Wilson was not listening “secretly,” as the president tweeted. Nor was she prohibited by statute or “sacred” tradition, as Kelly put it, from making public what Trump told Myeshia Johnson. The widow, already emotionally fragile, was crushed by Trump saying La David “knew what he was signing up for.” Johnson’s aunt, also in the car, confirmed what Trump said and called it “disrespectful.” In a TV interview Monday, Myeisha Johnson said Wilson’s account of the phone call was “100 percent correct. The widow was also upset, Wilson said, that Trump never mentioned her husband by name, only referring to him as “your guy, your guy.” Wilson, never a fan of Trump’s, went public with it all, along with her own blunt criticism of Trump. Another president might have responded by calling the widow and apologizing if he’d inadvertently offended her. Trump? Not a chance.

At his remarkable appearance before reporters Thursday, Kelly said he was “stunned” and “broken-hearted” that Wilson not only revealed what Trump said on the call but that she was even in the car. That’s nonsense. Wilson is a family friend of the Johnsons and a neighbor. She mentored La David as a boy through her 5000 Role Models of Excellence program. She had every right to be in the car and to report what she heard.

Wilson was also justified in calling out Kelly for not telling the truth about what she said at the FBI building dedication in Miramar in 2015. He accused her of grandstanding and taking credit for getting the money for the building by calling Obama and getting $20 million. Totally false, as a Sun Sentinel video showed.

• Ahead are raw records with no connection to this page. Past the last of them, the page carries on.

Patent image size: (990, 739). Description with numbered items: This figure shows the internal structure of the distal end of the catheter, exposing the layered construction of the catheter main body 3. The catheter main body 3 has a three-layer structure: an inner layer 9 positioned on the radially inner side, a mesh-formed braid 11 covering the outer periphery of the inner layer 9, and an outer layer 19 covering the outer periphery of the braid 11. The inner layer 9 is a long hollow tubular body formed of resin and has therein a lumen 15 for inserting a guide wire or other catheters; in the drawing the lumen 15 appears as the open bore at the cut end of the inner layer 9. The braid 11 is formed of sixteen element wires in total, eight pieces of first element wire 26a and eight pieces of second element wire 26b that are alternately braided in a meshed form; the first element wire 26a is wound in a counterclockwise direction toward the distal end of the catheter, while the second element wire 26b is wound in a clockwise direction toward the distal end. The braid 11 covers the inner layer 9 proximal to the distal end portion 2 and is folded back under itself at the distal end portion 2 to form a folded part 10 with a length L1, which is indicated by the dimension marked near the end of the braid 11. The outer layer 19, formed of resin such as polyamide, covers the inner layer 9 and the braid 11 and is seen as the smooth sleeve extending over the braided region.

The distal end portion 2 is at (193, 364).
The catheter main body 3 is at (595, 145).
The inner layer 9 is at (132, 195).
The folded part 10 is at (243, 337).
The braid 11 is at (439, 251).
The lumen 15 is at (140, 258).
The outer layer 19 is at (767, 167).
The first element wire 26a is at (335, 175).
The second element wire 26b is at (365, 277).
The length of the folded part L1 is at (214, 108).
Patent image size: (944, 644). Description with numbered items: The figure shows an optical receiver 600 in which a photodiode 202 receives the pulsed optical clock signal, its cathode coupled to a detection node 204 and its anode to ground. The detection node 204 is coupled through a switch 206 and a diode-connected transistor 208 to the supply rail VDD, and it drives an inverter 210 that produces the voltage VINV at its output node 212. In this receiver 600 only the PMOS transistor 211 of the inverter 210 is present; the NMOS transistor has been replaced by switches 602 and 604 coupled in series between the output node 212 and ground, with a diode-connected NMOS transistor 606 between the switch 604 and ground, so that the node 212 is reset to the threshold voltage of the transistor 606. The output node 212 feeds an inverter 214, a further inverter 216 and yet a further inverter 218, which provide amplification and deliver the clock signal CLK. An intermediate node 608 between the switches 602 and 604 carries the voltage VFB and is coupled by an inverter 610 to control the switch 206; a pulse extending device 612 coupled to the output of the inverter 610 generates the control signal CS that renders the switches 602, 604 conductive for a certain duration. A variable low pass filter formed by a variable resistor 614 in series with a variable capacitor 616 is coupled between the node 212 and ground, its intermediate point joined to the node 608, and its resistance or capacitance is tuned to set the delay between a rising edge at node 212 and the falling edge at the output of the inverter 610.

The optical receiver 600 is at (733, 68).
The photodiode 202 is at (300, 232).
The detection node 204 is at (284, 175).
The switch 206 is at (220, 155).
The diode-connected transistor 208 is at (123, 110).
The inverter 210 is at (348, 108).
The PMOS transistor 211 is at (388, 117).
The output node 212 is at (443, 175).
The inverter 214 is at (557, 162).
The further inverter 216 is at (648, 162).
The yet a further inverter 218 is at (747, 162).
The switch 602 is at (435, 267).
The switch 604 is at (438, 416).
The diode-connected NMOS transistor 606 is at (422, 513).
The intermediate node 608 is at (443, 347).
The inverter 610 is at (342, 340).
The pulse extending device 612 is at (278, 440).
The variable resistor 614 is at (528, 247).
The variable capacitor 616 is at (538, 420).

Wilson wasn’t a member of Congress when the FBI building (which cost $194 million) was approved. In her dedication speech she did brag about pushing the naming of the building through Congress in record time, but said she’d done so with the help of GOP House speaker John Boehner and all the Republican House members from South Florida, whom she named individually and asked to stand.. Hardly grandstanding.

The on-going battle of tweets between Trump and Wilson has been unbecoming to both. Wilson went too far when she made vague accusations about “white supremacists” in the White House. Trump went too far when he labeled her “wacky.” That language is well beneath the dignity of the presidency, but of a piece with the coarseness and vulgarity Trump has brought to the office.

Yes, Wilson is idiosyncratic, even quirky. She won’t go anywhere without one of her sparkly hats. But that’s her style. Credit her for years of service as a teacher, principal, school board member, state legislator and now member of Congress.

She’s not “wacky.” But that label seems to fit the guy who called her one.